A postcard can make your day, so they say. A postcard reaches corners of your brain that an email or a text message cannot. I like this card for several reasons. The other side features some Kenneth Patchen words and a bird. This side has some fine words too. But my favorite feature is the bicycle with wheels made from an old postmark and canceled stamp.
got my hands on this postcard today. Or perhaps I should say this postcard made its way into my hands today after traveling through the old school USPS system all the way from Bellingham to Rainier Beach. This postcard brings me joy as it’s 100% original artwork front and back from an artist I know and you might know him too.
Sunday morning I paid a visit to a thrift store and stumbled upon a slim pleather portfolio in pristine condition. It caught my eye only because it said INTERBIKE 1993 on the cover. Inside was an untouched pad of lined paper and this neatly typed symposium agenda taking place in boring Ballroom A of the Las Vegas Hilton on the Tuesday before the real action started Wednesday or the Tuesday after everyone left town hungover. I have no use for a pleather portfolio but I snapped a photo of the agenda to take a closer look later.
Today I learned that Interbike moved to Vegas in 1993 from its usual spot in Anaheim. I believe if anyone we know was there in Vegas in 93, it’s Mr. Ric Hjertberg. Perhaps he even attended this symposium. I plan to ask him.
Looking back through my mental W-2 archives to 9/21/93... ...I was living in Bellingham and commuting to work at Casa Que Pasa on a GT Continuum, with absolutely no knowledge of or interest in the bike industry. Oblivious. Unaware that my bike was rolling 700D tires. Unaware of the difference between 700C and 700D. Unaware of the strategy behind the decision to mass produce a bike with 700D wheels in 1991. 700D with a 583 bsd never caught on. While 650B with a 584 bsd gained some popularity as well as some 27.5" marketing horseshit.
Looking at this agenda. The only thing I’d be interested in is Thomas Albers of TREK bicycles talking “A view of the bicycle market in the year 2000” It makes me smile to imagine looking forward 7 years in the bike industry while looking back at 30 years in the bike industry. After a 90 minute lunch break I’d have a very short attention span for stale talk of China… NAFTA… and Canada. I’d probably be in the Hilton Bar instead of Ballroom A until the reception started at 5.

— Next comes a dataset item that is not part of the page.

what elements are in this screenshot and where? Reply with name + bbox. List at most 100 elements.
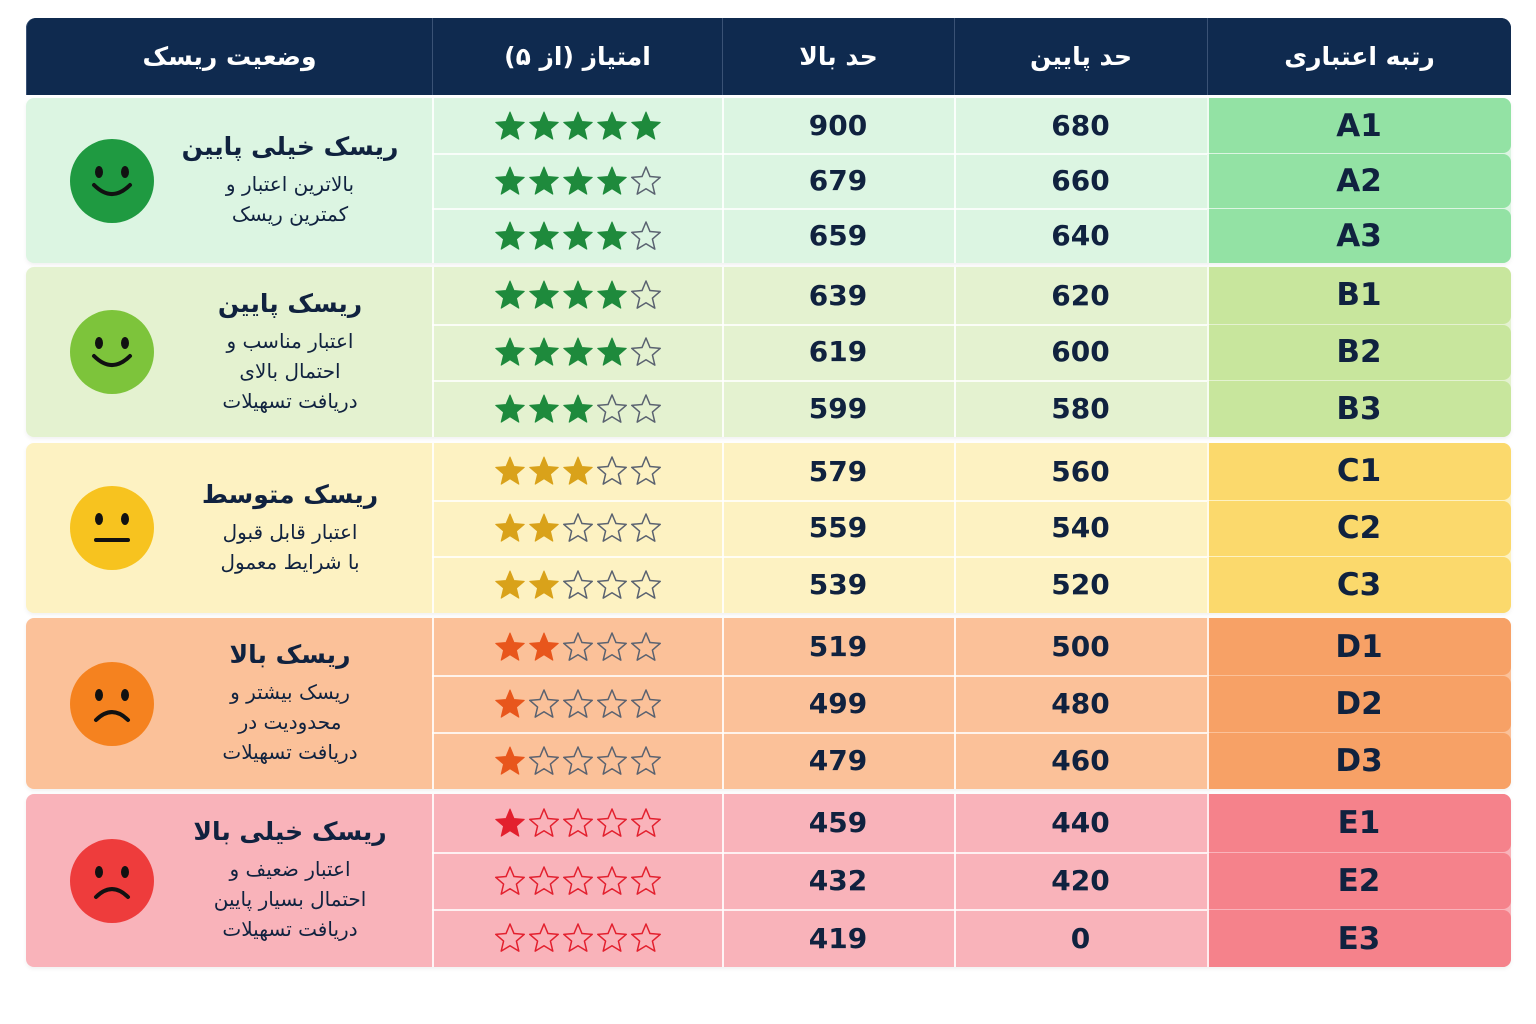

This is not the handlebar I happened to have sitting around. This is a klunker bar. A belated Christmas present. At MSRP it’s about twice as much as I paid for the complete RockHopper at BikeWorks when Obama was in the whitehouse.
This bike has been built up like this for years with 3 or 4 or 5 different handlebars. None of them felt quite right. Kinda halfass with what happened to be sitting around. The klunker bar pulls it all together. It just feels right. Heavier than all get out. A metric shit ton of steel. It's a 1991 RockHopper bro.

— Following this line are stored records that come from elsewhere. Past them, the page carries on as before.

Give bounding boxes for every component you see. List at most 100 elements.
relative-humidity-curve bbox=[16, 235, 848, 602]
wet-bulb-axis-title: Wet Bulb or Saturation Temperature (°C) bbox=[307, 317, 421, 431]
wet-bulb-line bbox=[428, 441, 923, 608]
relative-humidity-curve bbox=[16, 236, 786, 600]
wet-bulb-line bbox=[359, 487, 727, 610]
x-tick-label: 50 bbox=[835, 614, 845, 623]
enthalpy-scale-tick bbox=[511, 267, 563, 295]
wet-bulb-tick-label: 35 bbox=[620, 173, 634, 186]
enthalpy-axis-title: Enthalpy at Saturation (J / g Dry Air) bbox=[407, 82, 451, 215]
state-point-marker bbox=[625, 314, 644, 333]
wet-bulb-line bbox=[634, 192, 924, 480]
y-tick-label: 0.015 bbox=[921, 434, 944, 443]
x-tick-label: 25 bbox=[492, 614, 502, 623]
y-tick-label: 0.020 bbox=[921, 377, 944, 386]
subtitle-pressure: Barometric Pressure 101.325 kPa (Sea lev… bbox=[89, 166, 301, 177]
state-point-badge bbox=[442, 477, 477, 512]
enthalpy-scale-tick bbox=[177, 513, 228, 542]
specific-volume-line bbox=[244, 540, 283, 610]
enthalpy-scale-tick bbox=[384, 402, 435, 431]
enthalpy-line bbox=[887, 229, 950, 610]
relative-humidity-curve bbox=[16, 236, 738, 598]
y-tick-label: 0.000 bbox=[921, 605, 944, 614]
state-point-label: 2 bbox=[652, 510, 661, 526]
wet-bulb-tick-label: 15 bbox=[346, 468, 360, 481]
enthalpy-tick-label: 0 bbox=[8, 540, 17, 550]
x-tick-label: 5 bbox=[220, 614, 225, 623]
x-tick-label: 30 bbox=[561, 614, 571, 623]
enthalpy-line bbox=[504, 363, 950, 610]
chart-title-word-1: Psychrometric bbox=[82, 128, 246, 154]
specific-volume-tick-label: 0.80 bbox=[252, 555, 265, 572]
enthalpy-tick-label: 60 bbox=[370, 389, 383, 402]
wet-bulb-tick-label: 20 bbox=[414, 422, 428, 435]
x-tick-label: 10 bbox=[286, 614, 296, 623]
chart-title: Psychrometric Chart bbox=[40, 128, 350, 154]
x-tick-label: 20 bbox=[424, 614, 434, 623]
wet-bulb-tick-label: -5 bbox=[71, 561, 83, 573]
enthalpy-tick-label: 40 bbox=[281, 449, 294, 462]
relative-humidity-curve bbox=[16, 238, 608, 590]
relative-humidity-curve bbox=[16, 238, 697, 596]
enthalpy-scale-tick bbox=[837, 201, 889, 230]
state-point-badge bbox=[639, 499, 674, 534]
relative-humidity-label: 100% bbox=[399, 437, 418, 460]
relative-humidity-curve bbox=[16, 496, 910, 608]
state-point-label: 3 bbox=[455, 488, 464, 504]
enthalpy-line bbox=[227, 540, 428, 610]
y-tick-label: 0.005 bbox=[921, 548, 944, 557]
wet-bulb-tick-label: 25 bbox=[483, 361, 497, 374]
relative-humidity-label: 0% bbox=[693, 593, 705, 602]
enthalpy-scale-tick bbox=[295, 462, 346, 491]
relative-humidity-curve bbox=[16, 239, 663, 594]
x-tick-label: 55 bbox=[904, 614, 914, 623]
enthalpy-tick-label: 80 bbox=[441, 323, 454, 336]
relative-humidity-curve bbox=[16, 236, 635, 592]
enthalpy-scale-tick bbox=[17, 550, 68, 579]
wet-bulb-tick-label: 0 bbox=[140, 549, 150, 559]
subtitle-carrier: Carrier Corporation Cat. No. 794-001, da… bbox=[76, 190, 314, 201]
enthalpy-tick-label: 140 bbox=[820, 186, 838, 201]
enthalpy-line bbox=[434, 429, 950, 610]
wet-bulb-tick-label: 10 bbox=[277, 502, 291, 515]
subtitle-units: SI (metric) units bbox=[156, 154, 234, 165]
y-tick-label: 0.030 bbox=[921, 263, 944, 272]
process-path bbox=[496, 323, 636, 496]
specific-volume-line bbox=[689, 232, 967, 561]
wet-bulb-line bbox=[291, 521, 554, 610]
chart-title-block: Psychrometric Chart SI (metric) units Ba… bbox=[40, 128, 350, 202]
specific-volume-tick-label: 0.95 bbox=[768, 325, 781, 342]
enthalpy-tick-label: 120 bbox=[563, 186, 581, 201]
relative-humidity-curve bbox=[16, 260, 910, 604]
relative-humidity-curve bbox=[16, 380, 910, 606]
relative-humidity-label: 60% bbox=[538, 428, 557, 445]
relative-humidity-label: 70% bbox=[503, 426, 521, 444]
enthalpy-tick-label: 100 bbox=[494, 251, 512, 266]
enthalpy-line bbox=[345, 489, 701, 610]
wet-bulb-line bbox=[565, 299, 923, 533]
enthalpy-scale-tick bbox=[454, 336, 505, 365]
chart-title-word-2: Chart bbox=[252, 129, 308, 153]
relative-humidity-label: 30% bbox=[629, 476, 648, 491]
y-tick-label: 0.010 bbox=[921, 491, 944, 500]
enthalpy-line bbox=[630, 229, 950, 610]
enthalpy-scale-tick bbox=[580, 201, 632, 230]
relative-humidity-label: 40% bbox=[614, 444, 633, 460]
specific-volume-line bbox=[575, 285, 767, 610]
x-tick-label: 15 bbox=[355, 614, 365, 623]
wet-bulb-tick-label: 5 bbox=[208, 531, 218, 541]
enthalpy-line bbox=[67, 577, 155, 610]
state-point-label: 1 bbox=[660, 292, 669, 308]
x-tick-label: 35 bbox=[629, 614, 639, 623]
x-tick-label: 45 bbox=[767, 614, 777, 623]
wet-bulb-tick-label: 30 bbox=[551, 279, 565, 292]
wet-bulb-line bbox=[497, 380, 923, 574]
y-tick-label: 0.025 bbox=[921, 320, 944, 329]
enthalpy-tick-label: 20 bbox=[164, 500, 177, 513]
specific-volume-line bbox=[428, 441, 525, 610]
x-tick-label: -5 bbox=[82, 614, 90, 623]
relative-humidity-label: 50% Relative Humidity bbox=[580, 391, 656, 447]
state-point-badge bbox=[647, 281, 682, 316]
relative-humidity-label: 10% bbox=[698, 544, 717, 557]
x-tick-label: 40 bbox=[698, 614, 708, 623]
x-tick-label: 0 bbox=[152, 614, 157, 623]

I’d like to draw your attention to the $5 price scrawled by Andy Voight on the best brake levers in the world.
Not that I’ve ridden it much. But a brief Saturday morning spin in the rain was enough to feel that feel. The just-right-feeling feel. So anxious to get out and ride it, my left grip slipped off when I dropped the curb. A true test ride rookie mistake. I didn’t crash but it kinda woke me up. I will get the grips to grip before I really ride the shit out of it.

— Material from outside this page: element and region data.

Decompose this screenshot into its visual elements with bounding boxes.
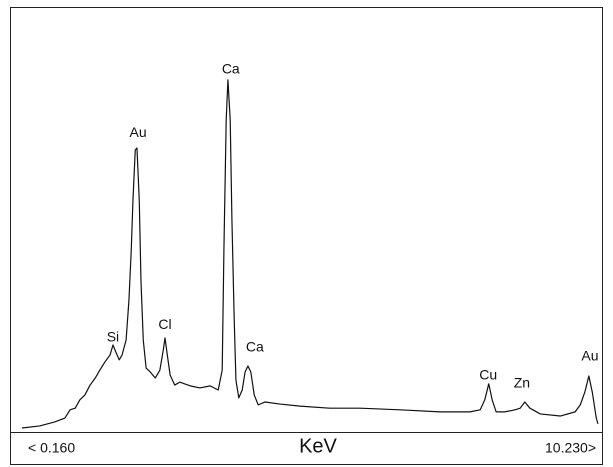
peak-label: Au <box>130 124 147 140</box>
x-axis-label: KeV <box>299 435 337 457</box>
peak-label: Cl <box>158 316 171 332</box>
x-tick-label: < 0.160 <box>28 440 75 456</box>
frame <box>10 7 603 465</box>
peak-label: Ca <box>246 339 264 355</box>
x-tick-label: 10.230> <box>545 440 596 456</box>
peak-label: Ca <box>222 61 240 77</box>
peak-label: Zn <box>514 375 530 391</box>
peak-label: Si <box>107 329 119 345</box>
peak-label: Cu <box>479 367 497 383</box>
peak-label: Au <box>581 348 598 364</box>
spectrum-line <box>21 79 599 429</box>
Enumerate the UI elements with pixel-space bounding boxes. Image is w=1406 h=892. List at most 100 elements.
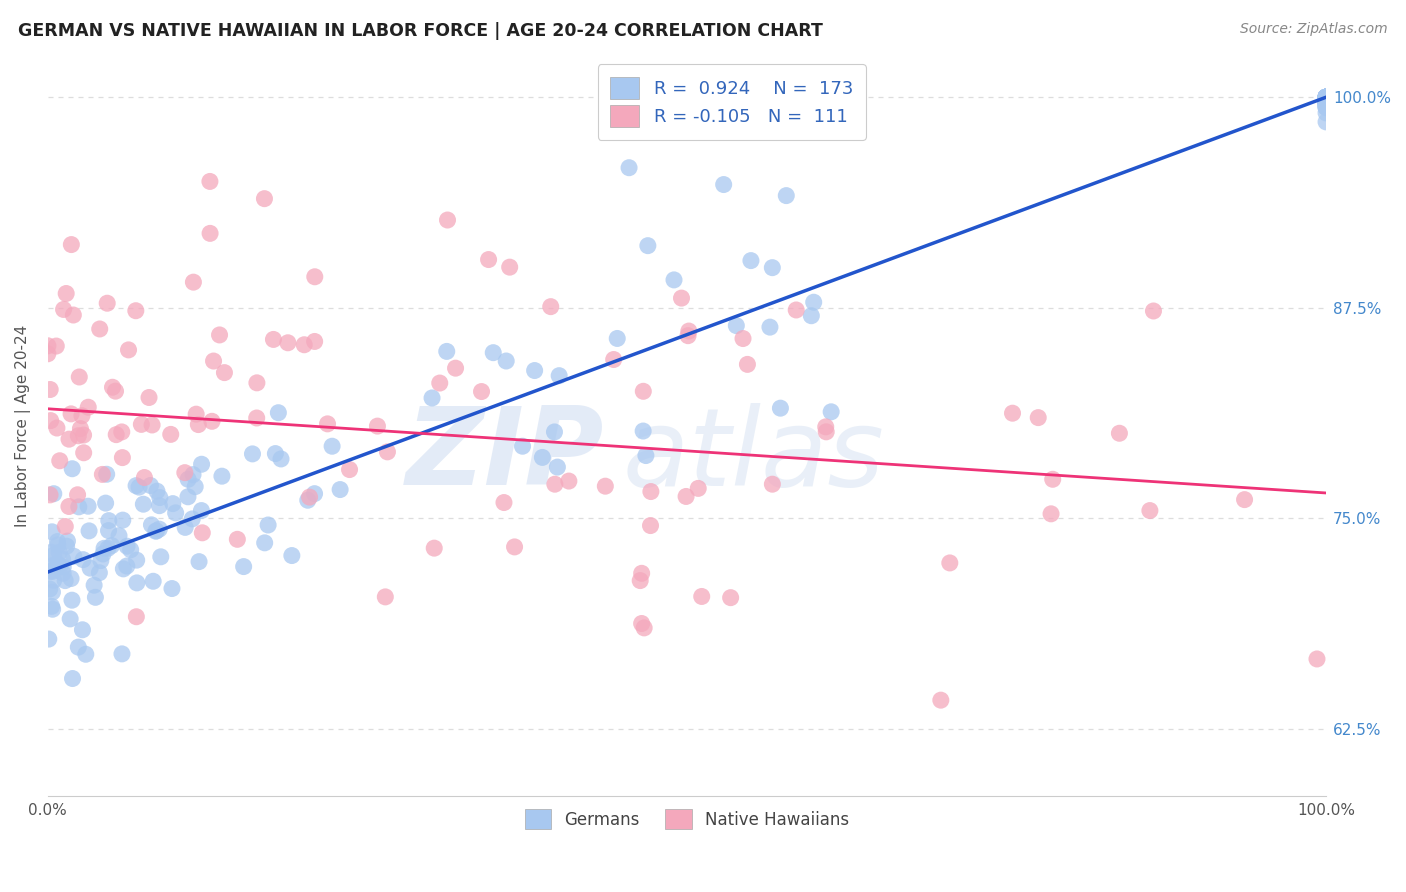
Point	[125, 303, 148, 318]
Point	[72, 552, 94, 566]
Point	[104, 384, 127, 399]
Point	[678, 324, 700, 338]
Point	[226, 533, 249, 547]
Point	[177, 490, 200, 504]
Point	[304, 486, 326, 500]
Point	[160, 582, 183, 596]
Point	[785, 107, 807, 121]
Point	[1315, 90, 1337, 104]
Point	[1315, 90, 1337, 104]
Point	[77, 401, 100, 415]
Point	[177, 472, 200, 486]
Point	[1315, 90, 1337, 104]
Point	[339, 462, 361, 476]
Point	[48, 454, 70, 468]
Point	[1315, 92, 1337, 106]
Point	[246, 376, 269, 390]
Point	[89, 566, 111, 580]
Point	[46, 534, 69, 549]
Point	[41, 558, 63, 573]
Point	[264, 446, 287, 460]
Point	[1315, 96, 1337, 111]
Point	[148, 522, 170, 536]
Point	[814, 420, 837, 434]
Point	[83, 578, 105, 592]
Point	[62, 549, 84, 564]
Point	[628, 574, 651, 588]
Point	[1042, 472, 1064, 486]
Point	[117, 343, 139, 357]
Point	[202, 354, 225, 368]
Point	[142, 574, 165, 589]
Point	[105, 427, 128, 442]
Text: ZIP: ZIP	[405, 402, 603, 508]
Point	[292, 337, 315, 351]
Point	[67, 640, 90, 654]
Point	[1315, 91, 1337, 105]
Point	[139, 478, 162, 492]
Point	[72, 623, 94, 637]
Point	[737, 358, 759, 372]
Point	[495, 354, 517, 368]
Point	[39, 414, 62, 428]
Point	[70, 409, 93, 423]
Point	[66, 488, 89, 502]
Point	[436, 344, 458, 359]
Point	[101, 380, 124, 394]
Point	[181, 512, 204, 526]
Point	[478, 252, 501, 267]
Point	[60, 572, 83, 586]
Point	[58, 432, 80, 446]
Point	[1315, 90, 1337, 104]
Point	[270, 452, 292, 467]
Point	[1315, 90, 1337, 104]
Point	[246, 411, 269, 425]
Point	[115, 559, 138, 574]
Point	[41, 565, 63, 579]
Point	[1142, 304, 1164, 318]
Point	[304, 269, 326, 284]
Point	[366, 419, 388, 434]
Point	[1315, 90, 1337, 104]
Point	[208, 327, 231, 342]
Point	[173, 466, 195, 480]
Point	[637, 238, 659, 252]
Point	[820, 405, 842, 419]
Point	[115, 539, 138, 553]
Point	[190, 503, 212, 517]
Point	[531, 450, 554, 465]
Point	[38, 632, 60, 646]
Point	[46, 538, 69, 552]
Point	[281, 549, 304, 563]
Point	[1315, 98, 1337, 112]
Point	[38, 582, 60, 596]
Point	[53, 519, 76, 533]
Point	[720, 591, 742, 605]
Point	[1315, 99, 1337, 113]
Point	[159, 427, 181, 442]
Point	[1315, 93, 1337, 107]
Point	[191, 525, 214, 540]
Point	[298, 490, 321, 504]
Point	[141, 417, 163, 432]
Point	[503, 540, 526, 554]
Point	[1315, 90, 1337, 104]
Point	[1315, 115, 1337, 129]
Point	[41, 545, 63, 559]
Point	[37, 339, 59, 353]
Point	[242, 447, 264, 461]
Point	[1315, 90, 1337, 104]
Point	[125, 553, 148, 567]
Point	[1315, 91, 1337, 105]
Point	[146, 484, 169, 499]
Point	[55, 539, 77, 553]
Point	[97, 524, 120, 538]
Point	[198, 174, 221, 188]
Point	[41, 602, 63, 616]
Point	[1315, 100, 1337, 114]
Point	[634, 449, 657, 463]
Point	[523, 363, 546, 377]
Point	[52, 552, 75, 566]
Point	[374, 590, 396, 604]
Point	[1315, 90, 1337, 104]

I shimmed out the 25.4 clamp diameter into a SUL Salsa stem with a strip of aluminum cut from a Warchild can. Why Warchild you ask. Because that’s the beer I was drinking at the moment so I sliced up a shim with a fresh IPA residue on it leaving just a hint of a millimeter peeking out so I know that you know that I know that you know I shimmed it out with a beer can.
It takes a lot to get me to wrench on a bike these days. It takes something special to get me to scrape up enough giveashits on a Friday night after a week of commuting to work in the winter and working in the vicinity of bicycles for 40 hours to want to wrench on my bike. But I dove into this klunker last night wearing my new Free Range shirt.